# <p style="text-align: center;">MIS 285N: Big Data and Distributed Programming</p>
# <p style="text-align: center;">Project - 1 : Apache Spark</p>
## <p style="text-align: center;">Instructor: Dr. Ramesh Yerraballi</p>
## <p style="text-align: center;">Due: Tuesday, September 14th submitted via Canvas by 11:59 pm</p>

Your work should be written in a **Jupyter notebook**.   

Also, please make sure your code runs in your notebook before submitting.

**Note:**

This project is based on Map-Reduce Framework. In these you will get to work with Spark and will get to know how 
does spark work, what functionalities does spark provide, what does map-reduce framework do and why is it useful. 

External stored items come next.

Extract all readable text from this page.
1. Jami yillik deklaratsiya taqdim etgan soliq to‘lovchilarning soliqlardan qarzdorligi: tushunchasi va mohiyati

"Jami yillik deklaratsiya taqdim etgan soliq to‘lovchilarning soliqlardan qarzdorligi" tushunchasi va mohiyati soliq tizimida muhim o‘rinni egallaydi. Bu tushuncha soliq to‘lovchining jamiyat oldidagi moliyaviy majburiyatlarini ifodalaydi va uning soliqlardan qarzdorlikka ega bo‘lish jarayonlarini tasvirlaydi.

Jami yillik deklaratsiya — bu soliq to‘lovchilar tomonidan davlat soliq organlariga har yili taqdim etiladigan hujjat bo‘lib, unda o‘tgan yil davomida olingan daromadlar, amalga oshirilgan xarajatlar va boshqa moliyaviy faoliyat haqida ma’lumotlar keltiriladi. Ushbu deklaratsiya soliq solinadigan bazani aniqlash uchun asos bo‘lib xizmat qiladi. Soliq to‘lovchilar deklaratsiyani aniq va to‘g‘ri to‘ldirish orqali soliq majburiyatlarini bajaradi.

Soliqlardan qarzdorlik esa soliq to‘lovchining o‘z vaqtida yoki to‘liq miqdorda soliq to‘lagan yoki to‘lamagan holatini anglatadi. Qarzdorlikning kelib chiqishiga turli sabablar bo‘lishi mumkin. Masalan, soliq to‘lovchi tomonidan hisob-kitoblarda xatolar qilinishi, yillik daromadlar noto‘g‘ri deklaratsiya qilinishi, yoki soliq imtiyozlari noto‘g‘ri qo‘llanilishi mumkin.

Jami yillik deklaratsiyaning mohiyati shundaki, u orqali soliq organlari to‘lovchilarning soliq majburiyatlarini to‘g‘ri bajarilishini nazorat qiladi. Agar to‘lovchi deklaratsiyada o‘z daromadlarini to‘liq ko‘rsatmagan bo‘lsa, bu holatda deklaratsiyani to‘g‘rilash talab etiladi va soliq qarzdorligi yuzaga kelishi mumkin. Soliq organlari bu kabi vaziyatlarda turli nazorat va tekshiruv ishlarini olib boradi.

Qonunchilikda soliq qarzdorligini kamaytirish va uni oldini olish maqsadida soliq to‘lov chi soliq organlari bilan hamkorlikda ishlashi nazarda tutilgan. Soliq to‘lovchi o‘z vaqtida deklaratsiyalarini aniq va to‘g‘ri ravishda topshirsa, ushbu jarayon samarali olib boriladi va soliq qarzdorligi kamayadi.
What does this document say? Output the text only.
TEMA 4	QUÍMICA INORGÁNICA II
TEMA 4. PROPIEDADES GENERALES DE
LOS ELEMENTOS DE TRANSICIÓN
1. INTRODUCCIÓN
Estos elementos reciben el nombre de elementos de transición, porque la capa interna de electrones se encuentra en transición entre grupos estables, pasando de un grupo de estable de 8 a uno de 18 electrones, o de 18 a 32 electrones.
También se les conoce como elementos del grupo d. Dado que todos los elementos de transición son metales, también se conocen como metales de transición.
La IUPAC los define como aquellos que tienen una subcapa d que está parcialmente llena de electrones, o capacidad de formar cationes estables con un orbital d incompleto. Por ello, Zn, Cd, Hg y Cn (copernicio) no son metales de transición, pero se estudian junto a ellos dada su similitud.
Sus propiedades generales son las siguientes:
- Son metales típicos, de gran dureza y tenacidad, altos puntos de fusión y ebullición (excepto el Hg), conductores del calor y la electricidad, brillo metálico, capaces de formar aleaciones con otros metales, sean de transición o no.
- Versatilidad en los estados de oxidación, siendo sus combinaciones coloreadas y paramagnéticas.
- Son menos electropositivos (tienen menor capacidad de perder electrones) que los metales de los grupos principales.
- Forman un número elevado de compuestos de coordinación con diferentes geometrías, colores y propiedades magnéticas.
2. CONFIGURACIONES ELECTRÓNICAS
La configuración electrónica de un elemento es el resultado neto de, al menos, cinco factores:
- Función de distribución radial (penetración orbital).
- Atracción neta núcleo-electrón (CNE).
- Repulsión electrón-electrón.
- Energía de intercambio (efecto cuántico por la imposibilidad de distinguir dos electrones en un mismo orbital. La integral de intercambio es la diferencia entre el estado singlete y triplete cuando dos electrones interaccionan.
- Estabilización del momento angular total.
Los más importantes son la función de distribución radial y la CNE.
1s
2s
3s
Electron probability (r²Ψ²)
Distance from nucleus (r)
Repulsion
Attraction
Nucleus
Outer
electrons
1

In this project you will be implementing a basic song recommender system. You will be given a dataset where there are multiple csv files. These csv files have data corresponding to song play count and song information.

The data you would be using will be provided in a zip file along with this notebook. The __msd.zip__ archive contains:
1. **'kaggle_visible_evaluation_triplets.txt'**. We will be using the visible part of the testing data to understand the working on Apache Spark.  The user's listening history is provided as: (user, song, play count).  
2. In **'kaggle_songs.txt'** file, each song is marked using an index for easier representation of songs.  
3. And **'kaggle_users.txt'** file is the canonical list of user identifiers.
4. Take **'MSDChallengeGettingstarted.pdf'** as your reference.



### **What to turn in?**  

A zip folder which will have:
1. Jupyter Notebook
2. A brief report in PDF format on what features you used for recommendation. And a brief explanation of flow of your code. For example,  what RDD does what or, why it was created.
3. datasets folder with the csv files you are using in your notebook.
4. Notebook should use relative path to the csv files in datasets folder.
5. Name of the zip folder - `<your_name>_<your_partner_name>.zip`

This project consists of 4 questions:  

1. Create an RDD with _kaggle_visible_evaluation_triplets.txt_ and replace the song name with the song index from _kaggle_songs.txt_. Identify the number of songs that do not have any rating. 
2. Generate song ratings based on the song play count as a normalized score between 0 and 1. 
3. Identify the popular song based on this rating and recommend songs to user, given user id based on the algorithm used in Movie recommender system from class. 
4. Using Cosine similarity function, identify pair-wise similarity between each pair of users and generate the top 5 most similar users without an overlap in users. 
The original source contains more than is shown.